21.5. – INTERAKTIONEN – Alexander KORB: Otto Schulmeister, 1916-2001, Ein konservativer Publizist von der Nazizeit bis zur europäischen Einigung

21.May 2015

Alexander KORB

Otto Schulmeister, 1916-2001. Ein konservativer Publizist von der Nazizeit bis zur europäischen Einigung

Donnerstag, 21 . Mai 2015, 12:00
Seminarraum 1
Institut für Zeitgeschichte der Universität Wien

Spitalgasse 2-4/Hof 1, 1090 Wien

Otto Schulmeister schrieb über sieben Dekaden lang, fast täglich, Briefe, Notizen, Tagebucheinträge, Artikel, Memoranda und Wissenschaftliches. Er schrieb über die katholische Jugendbewegung als Student, über die Neuordnung der europäischen Wirtschaft in seiner Doktorarbeit 1939, über die Be­ziehungen zwischen dem Deutschen Reich und seinen Verbündeten in Ost- und Südosteuropa in seiner Eigenschaft als Journalist und Kriegsberichter einer Propagandakompanie während des Vernichtungs­kriegs gegen die Sowjetunion, und seit 1945 über das gesamte Panorama an Themen, die Österreich in einer geteilten Welt betrafen. Dazu kommen zeitgeschichtliche Beobachtungen, private Betrachtungen zu Erziehungsfragen sowie berufliche Schreiben betreffend die österreichische Presselandschaft. Vor dem Hintergrund von Schulmeisters Lebenslauf birgt sein unbearbeitete Nachlass Chancen, die österreichische Zeitgeschichte und die Rolle von Journalisten darin zu beleuchten. Schulmeister publizierte fast ohne Unterbrechungen über die Grenzen dreier Regime hinweg. Im Vortrag wird Kontinuität anhand seiner Betrachtung europäischer und globaler Themen befragt. Weiter stellt sich die Frage, wie genau sich das Einlassen auf neue politische Systeme in den Jahren nach 1938 sowie nach 1945 auf Schulmeisters journalistische Tätigkeit auswirkten und inwiefern die Demokratisierung nach 1945 auch eine kritische Auseinandersetzung mit der gesellschaftlichen und der eigenen Vergangenheit enthielt. Schließlich werden auch ethische und forschungsstrategische Fragen einer intellektuellen Werkbiographie angesprochen.

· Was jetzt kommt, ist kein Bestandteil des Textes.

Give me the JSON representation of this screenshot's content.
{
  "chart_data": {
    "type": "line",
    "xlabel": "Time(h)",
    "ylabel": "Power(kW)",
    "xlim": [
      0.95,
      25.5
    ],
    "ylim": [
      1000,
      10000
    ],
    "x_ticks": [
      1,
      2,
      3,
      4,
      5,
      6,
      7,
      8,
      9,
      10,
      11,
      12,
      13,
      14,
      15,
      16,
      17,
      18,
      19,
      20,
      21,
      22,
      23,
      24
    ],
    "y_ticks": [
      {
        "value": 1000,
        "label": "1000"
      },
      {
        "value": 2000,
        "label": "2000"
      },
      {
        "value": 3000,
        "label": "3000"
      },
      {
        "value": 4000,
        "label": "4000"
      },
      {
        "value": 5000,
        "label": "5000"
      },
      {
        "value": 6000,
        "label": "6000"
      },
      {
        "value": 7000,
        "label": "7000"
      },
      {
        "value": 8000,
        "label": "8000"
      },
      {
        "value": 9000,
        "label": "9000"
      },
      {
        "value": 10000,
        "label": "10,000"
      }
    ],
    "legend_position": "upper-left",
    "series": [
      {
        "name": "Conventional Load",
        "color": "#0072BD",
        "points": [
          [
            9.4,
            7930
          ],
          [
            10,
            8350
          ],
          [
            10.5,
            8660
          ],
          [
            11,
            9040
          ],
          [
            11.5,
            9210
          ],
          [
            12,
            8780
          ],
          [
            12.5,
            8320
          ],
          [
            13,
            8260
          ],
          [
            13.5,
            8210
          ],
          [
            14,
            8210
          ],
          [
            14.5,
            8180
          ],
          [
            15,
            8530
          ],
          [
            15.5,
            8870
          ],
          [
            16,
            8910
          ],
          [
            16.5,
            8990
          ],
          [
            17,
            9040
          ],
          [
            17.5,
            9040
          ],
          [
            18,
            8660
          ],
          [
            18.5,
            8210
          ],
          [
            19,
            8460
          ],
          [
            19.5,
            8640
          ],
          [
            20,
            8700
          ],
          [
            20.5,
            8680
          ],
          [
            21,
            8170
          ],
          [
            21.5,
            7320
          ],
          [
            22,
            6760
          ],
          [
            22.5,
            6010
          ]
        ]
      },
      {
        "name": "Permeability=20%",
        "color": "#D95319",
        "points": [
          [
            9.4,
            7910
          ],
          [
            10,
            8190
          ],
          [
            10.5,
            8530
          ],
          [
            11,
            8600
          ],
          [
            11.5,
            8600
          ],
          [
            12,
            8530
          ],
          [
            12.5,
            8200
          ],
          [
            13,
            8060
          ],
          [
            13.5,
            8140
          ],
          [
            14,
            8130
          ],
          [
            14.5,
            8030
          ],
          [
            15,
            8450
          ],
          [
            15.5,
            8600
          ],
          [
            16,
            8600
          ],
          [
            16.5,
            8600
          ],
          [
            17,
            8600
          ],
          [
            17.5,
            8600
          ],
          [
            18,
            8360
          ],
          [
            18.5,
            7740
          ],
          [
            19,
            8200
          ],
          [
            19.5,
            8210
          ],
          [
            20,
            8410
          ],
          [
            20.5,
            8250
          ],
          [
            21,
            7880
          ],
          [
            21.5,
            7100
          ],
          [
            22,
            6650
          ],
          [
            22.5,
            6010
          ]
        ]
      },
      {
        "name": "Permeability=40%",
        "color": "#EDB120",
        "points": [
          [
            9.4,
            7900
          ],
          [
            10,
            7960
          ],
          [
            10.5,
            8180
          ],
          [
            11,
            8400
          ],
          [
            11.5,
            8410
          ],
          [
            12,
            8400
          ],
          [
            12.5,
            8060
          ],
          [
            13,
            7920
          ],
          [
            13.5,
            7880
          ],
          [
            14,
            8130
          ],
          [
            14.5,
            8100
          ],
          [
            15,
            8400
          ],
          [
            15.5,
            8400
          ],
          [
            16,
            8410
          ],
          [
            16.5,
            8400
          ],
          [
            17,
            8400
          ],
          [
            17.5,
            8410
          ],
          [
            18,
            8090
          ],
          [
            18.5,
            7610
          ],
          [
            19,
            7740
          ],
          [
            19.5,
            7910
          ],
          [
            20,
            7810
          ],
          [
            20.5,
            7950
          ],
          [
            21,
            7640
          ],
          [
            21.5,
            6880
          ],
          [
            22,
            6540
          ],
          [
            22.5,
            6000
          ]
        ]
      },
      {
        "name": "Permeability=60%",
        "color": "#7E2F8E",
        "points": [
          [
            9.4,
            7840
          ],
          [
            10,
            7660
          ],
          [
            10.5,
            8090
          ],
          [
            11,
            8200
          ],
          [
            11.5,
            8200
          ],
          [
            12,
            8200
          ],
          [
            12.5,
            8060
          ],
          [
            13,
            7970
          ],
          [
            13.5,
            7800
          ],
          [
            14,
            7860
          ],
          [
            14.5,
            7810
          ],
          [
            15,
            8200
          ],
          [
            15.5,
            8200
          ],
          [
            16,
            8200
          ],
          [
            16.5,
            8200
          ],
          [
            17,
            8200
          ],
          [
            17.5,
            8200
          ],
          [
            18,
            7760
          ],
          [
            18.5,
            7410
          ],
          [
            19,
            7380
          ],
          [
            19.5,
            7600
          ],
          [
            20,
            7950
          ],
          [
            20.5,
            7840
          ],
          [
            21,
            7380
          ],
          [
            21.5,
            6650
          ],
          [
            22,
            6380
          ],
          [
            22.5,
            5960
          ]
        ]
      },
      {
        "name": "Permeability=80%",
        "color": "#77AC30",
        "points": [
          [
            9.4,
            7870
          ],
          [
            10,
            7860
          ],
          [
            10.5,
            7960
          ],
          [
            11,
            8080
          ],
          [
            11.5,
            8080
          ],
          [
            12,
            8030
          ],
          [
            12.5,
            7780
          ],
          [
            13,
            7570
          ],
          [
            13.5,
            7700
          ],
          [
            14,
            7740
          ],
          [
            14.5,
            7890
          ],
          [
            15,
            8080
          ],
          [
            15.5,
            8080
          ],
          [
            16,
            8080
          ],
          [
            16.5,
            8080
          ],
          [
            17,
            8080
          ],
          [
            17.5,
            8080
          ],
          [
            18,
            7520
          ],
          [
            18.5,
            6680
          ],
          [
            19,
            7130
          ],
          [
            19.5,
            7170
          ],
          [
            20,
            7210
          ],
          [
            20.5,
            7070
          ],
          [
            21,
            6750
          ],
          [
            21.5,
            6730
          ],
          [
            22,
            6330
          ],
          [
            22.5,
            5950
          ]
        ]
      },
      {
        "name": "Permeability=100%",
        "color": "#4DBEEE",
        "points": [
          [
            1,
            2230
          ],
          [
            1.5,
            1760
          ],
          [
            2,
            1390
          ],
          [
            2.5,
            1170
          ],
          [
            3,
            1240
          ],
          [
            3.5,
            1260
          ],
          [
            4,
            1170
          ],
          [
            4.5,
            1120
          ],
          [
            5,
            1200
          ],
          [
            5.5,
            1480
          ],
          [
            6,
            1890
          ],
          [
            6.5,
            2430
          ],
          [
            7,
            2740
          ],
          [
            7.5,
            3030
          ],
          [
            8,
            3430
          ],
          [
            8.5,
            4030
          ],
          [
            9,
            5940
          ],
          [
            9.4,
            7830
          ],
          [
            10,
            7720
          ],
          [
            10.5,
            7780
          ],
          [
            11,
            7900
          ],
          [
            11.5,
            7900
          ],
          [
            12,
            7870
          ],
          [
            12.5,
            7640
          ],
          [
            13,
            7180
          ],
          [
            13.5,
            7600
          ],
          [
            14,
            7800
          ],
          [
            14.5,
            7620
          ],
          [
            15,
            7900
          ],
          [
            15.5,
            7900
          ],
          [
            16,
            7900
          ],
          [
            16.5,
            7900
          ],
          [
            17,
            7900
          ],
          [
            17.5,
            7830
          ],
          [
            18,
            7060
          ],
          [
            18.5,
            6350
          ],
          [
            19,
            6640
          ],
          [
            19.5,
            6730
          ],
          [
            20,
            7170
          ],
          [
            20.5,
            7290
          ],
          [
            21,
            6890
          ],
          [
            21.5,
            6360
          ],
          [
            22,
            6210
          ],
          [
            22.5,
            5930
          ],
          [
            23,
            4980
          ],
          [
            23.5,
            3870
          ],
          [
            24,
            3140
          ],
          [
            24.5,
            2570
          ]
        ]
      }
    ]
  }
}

Alexander Korb ist Senior Lecturer in Neuester Europäischer Geschichte und Direktor des Stanley Burton Centre for Holocaust and Genocide Studies an der University of Leicester. Er arbeitet derzeit an einem Buch, in dem er die Frage stellt, wie deutsche und österreichische Journalisten nach 1945 sich von Nazis zu Demokraten entwickelten und was ihre jeweilige Haltung zu Europa war. Sein Buch „Im Schatten des Weltkriegs“ (Hamburger Edition, 2013) befasst sich mit der Massengewalt der kroatischen Ustascha im Zweiten Weltkrieg. Es wurde unter anderem mit dem Irma-Rosenberg-Preis des Instituts für Zeitgeschichte der Universität Wien ausgezeichnet.